Seide. id – Saya tidak pernah takut dikritik anak sendiri. Karena saya bukan penganut aliran orangtua yang selalu merasa paling benar.
Yang saya takutkan adalah kalau dia alergi ngobrol sama saya. Males minta pertimbangan dan saran saya.
Dulu yang paling saya sukai dari bapak saya, enak diajak ngobrol dan tidak suka terlalu mengatur atur. Kalau dimintai pertimbangan, tidak pernah maunya dia. Tapi yang saya maui kayak apa.
Ketika saya sudah bisa mengaji dan sholat, bapak tidak peduli dan tidak pernah maksa maksa kalau saya tiba-tiba tidak mau ngaji atau tidak mau sholat. “Itu urusanmu sama Tuhan. Mau jadi preman atau jadi manusia begajulan, itu pilihanmu. Yang penting ketika kamu sadar dan kembali ke jalan yang benar, kamu bisa melakukan sendirian tanpa minta bantuan orang lain.”
Bapak saya walau tidak paham parenting, tapi sadar betul bagaimana menjadi orangtua. Sadar betul bahwa suka mengeritik dan melarang ini itu, tidak baik buat masa depan anak. Sadar betul bahwa membanding-bandingkan anak yang satu dengan yang lain, juga gak bener.
Dan ini yang paling penting, bapak saya tidak pernah memberi nasihat ketika tidak saya minta. Bapak tahu betul, anak-anak butuh dinasihati, butuh arahan, tapi bukan dalam bentuk perintah. Apalagi saya tipikal yang kalau dikasih nasihat berbau perintah malah jadi membangkang.
Dan yang tak kalah pentingnya, jangan pernah membual kepada anak-anak. Misalnya, “Dulu waktu bapak seusiamu bapak sudah… bla bla bla…”. Apalagi cerita itu sering diulang-ulang, pasti lama-lama bikin eneg dan menjengkelkan si anak.

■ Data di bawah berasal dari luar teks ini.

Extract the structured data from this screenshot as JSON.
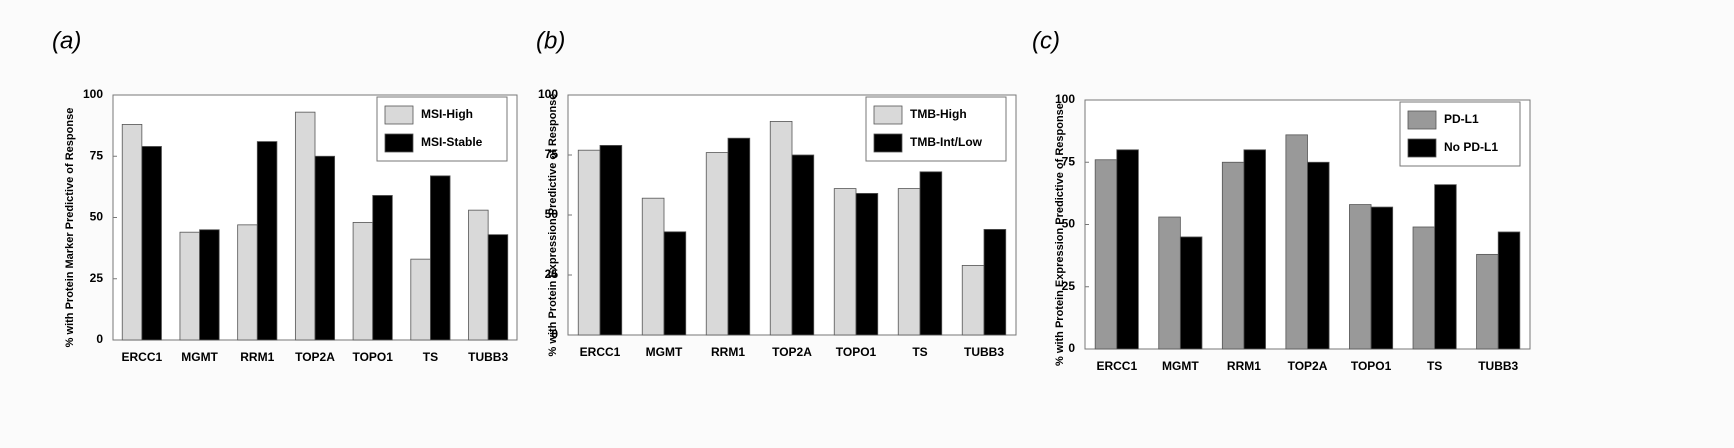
{
  "chart_data": [
    {
      "type": "bar",
      "panel_label": "(a)",
      "y_label": "% with Protein Marker Predictive of Response",
      "categories": [
        "ERCC1",
        "MGMT",
        "RRM1",
        "TOP2A",
        "TOPO1",
        "TS",
        "TUBB3"
      ],
      "series": [
        {
          "name": "MSI-High",
          "color": "#d9d9d9",
          "values": [
            88,
            44,
            47,
            93,
            48,
            33,
            53
          ]
        },
        {
          "name": "MSI-Stable",
          "color": "#000000",
          "values": [
            79,
            45,
            81,
            75,
            59,
            67,
            43
          ]
        }
      ],
      "ylim": [
        0,
        100
      ],
      "yticks": [
        0,
        25,
        50,
        75,
        100
      ],
      "legend": "upper right"
    },
    {
      "type": "bar",
      "panel_label": "(b)",
      "y_label": "% with Protein Expression Predictive of Response",
      "categories": [
        "ERCC1",
        "MGMT",
        "RRM1",
        "TOP2A",
        "TOPO1",
        "TS",
        "TUBB3"
      ],
      "series": [
        {
          "name": "TMB-High",
          "color": "#d9d9d9",
          "values": [
            77,
            57,
            76,
            89,
            61,
            61,
            29
          ]
        },
        {
          "name": "TMB-Int/Low",
          "color": "#000000",
          "values": [
            79,
            43,
            82,
            75,
            59,
            68,
            44
          ]
        }
      ],
      "ylim": [
        0,
        100
      ],
      "yticks": [
        0,
        25,
        50,
        75,
        100
      ],
      "legend": "upper right"
    },
    {
      "type": "bar",
      "panel_label": "(c)",
      "y_label": "% with Protein Expression Predictive of Response",
      "categories": [
        "ERCC1",
        "MGMT",
        "RRM1",
        "TOP2A",
        "TOPO1",
        "TS",
        "TUBB3"
      ],
      "series": [
        {
          "name": "PD-L1",
          "color": "#999999",
          "values": [
            76,
            53,
            75,
            86,
            58,
            49,
            38
          ]
        },
        {
          "name": "No PD-L1",
          "color": "#000000",
          "values": [
            80,
            45,
            80,
            75,
            57,
            66,
            47
          ]
        }
      ],
      "ylim": [
        0,
        100
      ],
      "yticks": [
        0,
        25,
        50,
        75,
        100
      ],
      "legend": "upper right"
    }
  ]
}
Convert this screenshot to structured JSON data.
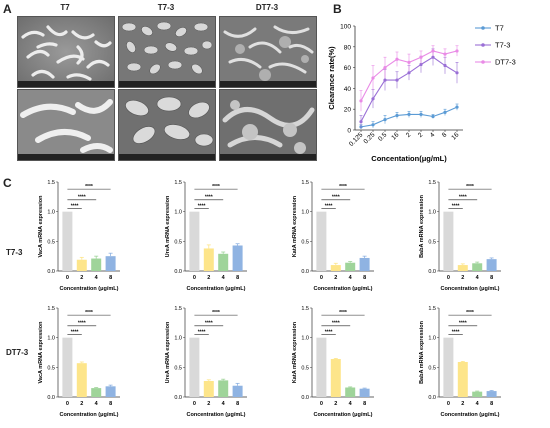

Anak-anak butuh teladan orangtuanya. Tapi orangtua juga butuh mengevaluasi dirinya bagaimana mengajarkan hal baik pada buah hatinya, supaya mereka kelak menjadi anak-anak yang tangguh.
Melihat penampilan Alam Ganjar, di satu sisi dia terkesan jiplakan orangtuanya. Tapi di sisi lain dia juga terlihat sebagai anak yang keras, cerdas, dan berani menempuh jalan hidup sendiri.
Contoh termutakhir tentu saja Kaesang Pangareb yang baru saja didapuk jadi Ketua Umum PSI. Apa ini sebuah pembangkangan terhadap orangtuanya yang PDIP itu?
Kalau dilihat dari kaca mata jaman orba, jaman Golkar jaya-jayanya di bawah Pak Harto, jawabannya iya. Orang seperti Kaesang bukan saja dianggap membangkang orangtuanya, tapi juga dianggap membangkang pemerintah, dengan konsekuensi bapaknya bakal dikucilkan dan dipersulit hidupnya.
Saya tidak tahu apakah di PDIP atau partai lain pada umumnya punya aturan bahwa setiap anggota partai, keluarganya otomatis dan harus ikut partai itu? Kalau iya. Orba sekale.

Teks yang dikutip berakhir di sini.